[2004-06-27 - 2:28 a.m.] - a chapter of prologues
oh man I love you guys and this last week has been crazy eventful, like I saw my grandfather's grave for the first time and I got proclamations of love of various colors and numerous quantities, but I've been working killa overtime to make up for the time I took off to go to Elyria, which is not a blue god but actually a small town of sunny lawns and old Victorian houses and kids on bicycles-- for example, right now I am wiped out from my amazing technocolor thirteen hour shift which is a long story about coffee.
so three small anecdotes and then I'm going to bed.

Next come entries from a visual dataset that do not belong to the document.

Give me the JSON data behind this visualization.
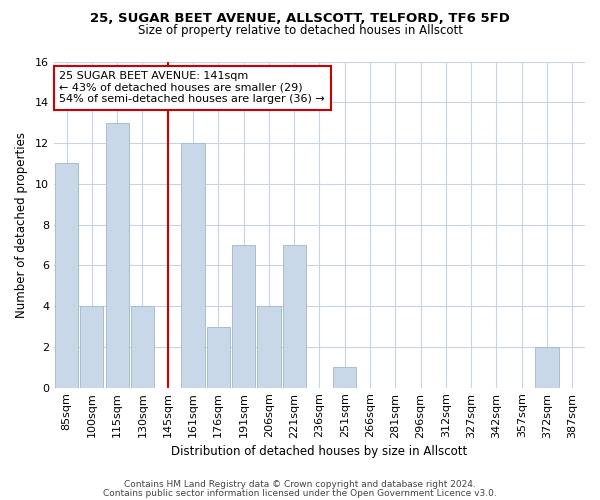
{
  "title_line1": "25, SUGAR BEET AVENUE, ALLSCOTT, TELFORD, TF6 5FD",
  "title_line2": "Size of property relative to detached houses in Allscott",
  "xlabel": "Distribution of detached houses by size in Allscott",
  "ylabel": "Number of detached properties",
  "bar_labels": [
    "85sqm",
    "100sqm",
    "115sqm",
    "130sqm",
    "145sqm",
    "161sqm",
    "176sqm",
    "191sqm",
    "206sqm",
    "221sqm",
    "236sqm",
    "251sqm",
    "266sqm",
    "281sqm",
    "296sqm",
    "312sqm",
    "327sqm",
    "342sqm",
    "357sqm",
    "372sqm",
    "387sqm"
  ],
  "bar_values": [
    11,
    4,
    13,
    4,
    0,
    12,
    3,
    7,
    4,
    7,
    0,
    1,
    0,
    0,
    0,
    0,
    0,
    0,
    0,
    2,
    0
  ],
  "bar_color": "#c8d8e8",
  "bar_edge_color": "#a8bece",
  "vline_x_index": 4,
  "vline_color": "#cc0000",
  "ylim": [
    0,
    16
  ],
  "yticks": [
    0,
    2,
    4,
    6,
    8,
    10,
    12,
    14,
    16
  ],
  "annotation_text": "25 SUGAR BEET AVENUE: 141sqm\n← 43% of detached houses are smaller (29)\n54% of semi-detached houses are larger (36) →",
  "annotation_box_color": "#ffffff",
  "annotation_box_edge": "#cc0000",
  "footer_line1": "Contains HM Land Registry data © Crown copyright and database right 2024.",
  "footer_line2": "Contains public sector information licensed under the Open Government Licence v3.0.",
  "bg_color": "#ffffff",
  "grid_color": "#c8d4e0",
  "title_fontsize": 9.5,
  "subtitle_fontsize": 8.5,
  "xlabel_fontsize": 8.5,
  "ylabel_fontsize": 8.5,
  "tick_fontsize": 8,
  "annot_fontsize": 8,
  "footer_fontsize": 6.5
}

1) a ghost story. I spent saturday night at my aunt Garnette's and I slept in this bare white room with only a bed and two exercise machines and nothing on the walls. I sat in there for a few hours, cross-stitching & day-dreaming, then turned out the light and went to sleep. I woke up a few hours later and my whole body *hurt*, ached like I'd been beat with a broom handle in my sleep, and the room was filled with, like-- mist, but not wet, a white haze. I, pragmatic and eternally unwilling to freak out, thought perhaps I'd simply been sleeping wrong and that the fog was a trick of the faint light, despite the fact that the room hadn't looked like that when I'd turned out the light, before; so I just turned over and tried to go back to sleep; and this weird thing happened, as a lay there, where something would pop into my head and then I would feel a corresponding pain, like I see a bee buzzing around some sunny grass and there's a sting in my side, or I see a red ball being thrown through the air and then it collides with the side of my head. After about a half hour of that, I say, "fine, for fuck's sake," and go sleep on the couch in the living room.
2) hmm, nevermind about the anecdotes, I have to go to bed. But I did want to mention that this trip into the dusty corners of my gigantic extended family reminded me at every turn of a Dexcon, accept with crazy anecdotes instead of flirting and sleepy hugs instead of beer.
3) I have to remember to tell you about the "fight a fall" revelation, because it explains so much. This trip was actually full of revelations. But you know how obnoxious my revelations usually turn out, so I'm trying to form something more concise before displaying it to my loved ones.
till then, sleepy hugs, homie.
alestar
***
"I'm kind of just going through what every other teenager goes through -- but with posters."